WHEN it comes to buying new cars, we Brits are turning into a pretty sensible bunch.

According to a new survey most people diligently researched cars before picking one.

However, it also found that some were swayed by emotional factors including hearts overruling heads, wanting cars as status symbols, and a car's colour affecting purchasing decisions.

Overall, an impressive 71 per cent, of the 2,000 UK drivers surveyed, do careful research before buying a new or second-hand car including checking its fuel efficiency, safety and general reliability record. This figure is the same for men and women and across all age groups.

The research, commissioned by, a leading supplier of GAP (Guaranteed Asset Protection) insurance for new and second-hand cars, reveals that despite two-fifths (42 per cent) saying that they do not care how their car looks as long as it gets them from A to B, the same proportion admit that the colour is very important and that they would not buy a car if they do not like the colour.

Men and women both feel strongly about the colour - 40 per cent men, 44 per cent women.

As well as being affected by the colour, the survey reveals that one in five say they would spend more on a car they loved than they could actually afford, rising to one in three under 35 year olds. Older age groups are more hard-headed with one in four 35 - 54 year olds (26 per cent) saying this and only 14 per cent of over 55s.

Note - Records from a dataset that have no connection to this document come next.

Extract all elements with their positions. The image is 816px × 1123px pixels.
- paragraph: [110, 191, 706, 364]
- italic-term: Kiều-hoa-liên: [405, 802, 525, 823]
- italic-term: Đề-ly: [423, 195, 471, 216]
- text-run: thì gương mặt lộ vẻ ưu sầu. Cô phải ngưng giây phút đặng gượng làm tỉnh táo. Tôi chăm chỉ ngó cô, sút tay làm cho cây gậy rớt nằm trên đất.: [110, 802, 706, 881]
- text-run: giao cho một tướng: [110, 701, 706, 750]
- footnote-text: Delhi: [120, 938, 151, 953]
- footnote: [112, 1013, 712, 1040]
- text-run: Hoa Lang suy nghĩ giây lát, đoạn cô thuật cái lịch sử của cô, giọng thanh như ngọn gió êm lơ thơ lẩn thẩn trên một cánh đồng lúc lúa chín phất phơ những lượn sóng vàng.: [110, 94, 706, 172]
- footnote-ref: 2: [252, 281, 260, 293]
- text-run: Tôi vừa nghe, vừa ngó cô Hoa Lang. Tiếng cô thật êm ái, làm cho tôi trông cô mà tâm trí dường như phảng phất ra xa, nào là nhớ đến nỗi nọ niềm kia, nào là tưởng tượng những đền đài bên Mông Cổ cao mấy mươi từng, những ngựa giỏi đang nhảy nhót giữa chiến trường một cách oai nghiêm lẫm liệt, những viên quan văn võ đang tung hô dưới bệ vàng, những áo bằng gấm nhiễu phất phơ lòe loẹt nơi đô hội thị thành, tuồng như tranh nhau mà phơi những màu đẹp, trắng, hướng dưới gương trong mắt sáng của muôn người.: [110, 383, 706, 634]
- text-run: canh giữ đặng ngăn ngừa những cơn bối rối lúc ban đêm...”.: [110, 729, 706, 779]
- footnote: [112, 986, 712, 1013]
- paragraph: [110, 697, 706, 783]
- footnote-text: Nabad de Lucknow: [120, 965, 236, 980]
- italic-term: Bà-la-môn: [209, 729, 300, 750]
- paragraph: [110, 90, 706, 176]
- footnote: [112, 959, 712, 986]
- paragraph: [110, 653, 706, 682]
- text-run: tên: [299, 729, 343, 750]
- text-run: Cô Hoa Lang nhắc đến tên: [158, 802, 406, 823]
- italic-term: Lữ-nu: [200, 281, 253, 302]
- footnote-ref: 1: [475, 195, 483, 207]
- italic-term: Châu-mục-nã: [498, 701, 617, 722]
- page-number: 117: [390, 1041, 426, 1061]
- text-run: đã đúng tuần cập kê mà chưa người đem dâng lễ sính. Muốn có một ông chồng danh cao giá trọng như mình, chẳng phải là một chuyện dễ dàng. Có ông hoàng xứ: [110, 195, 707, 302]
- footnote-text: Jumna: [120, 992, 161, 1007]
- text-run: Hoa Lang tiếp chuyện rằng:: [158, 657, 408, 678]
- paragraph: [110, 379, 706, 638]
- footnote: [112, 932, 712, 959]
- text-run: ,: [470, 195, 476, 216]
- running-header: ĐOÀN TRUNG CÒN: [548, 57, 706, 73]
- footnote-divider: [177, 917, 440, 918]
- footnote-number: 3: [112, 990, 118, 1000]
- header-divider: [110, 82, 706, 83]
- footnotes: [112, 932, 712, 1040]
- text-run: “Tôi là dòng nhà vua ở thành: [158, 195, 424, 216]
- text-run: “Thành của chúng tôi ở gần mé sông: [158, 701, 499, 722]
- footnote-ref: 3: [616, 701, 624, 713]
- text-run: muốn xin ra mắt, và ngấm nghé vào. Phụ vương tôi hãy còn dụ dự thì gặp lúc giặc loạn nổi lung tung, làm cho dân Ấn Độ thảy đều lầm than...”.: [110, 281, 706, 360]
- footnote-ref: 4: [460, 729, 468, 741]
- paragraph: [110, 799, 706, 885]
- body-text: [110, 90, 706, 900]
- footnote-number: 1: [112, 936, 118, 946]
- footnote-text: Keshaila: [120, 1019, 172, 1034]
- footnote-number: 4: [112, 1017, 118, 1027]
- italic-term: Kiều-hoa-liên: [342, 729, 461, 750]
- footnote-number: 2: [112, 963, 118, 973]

Another emotional factor that comes out strongly is that being seen with a nice car is a symbol of status.Over a quarter (27 per cent) of drivers agree that having a nice car is a symbol of status, with the North East (36 per cent) and London (32 percent) coming out as the most car-status oriented regions, with the South West (20 per cent) and the East of England (24 per cent) polling the lowest.

"We know people love their cars. Over 80% of people told us this," said Ben Wooltorton, chief operating officer of "So it's no surprise that when it comes to buying a new car, which is probably the second biggest purchase for most people in their lives after property, there's a battle between a sensible, well thought-through decision and that mad rush of adrenalin when the head just gets overruled.

"We need to remember that for many a car is not just a set of wheels but an integral part of their life giving them potentially years of use, so it's easy to see how emotions play such a prominent role in the purchase."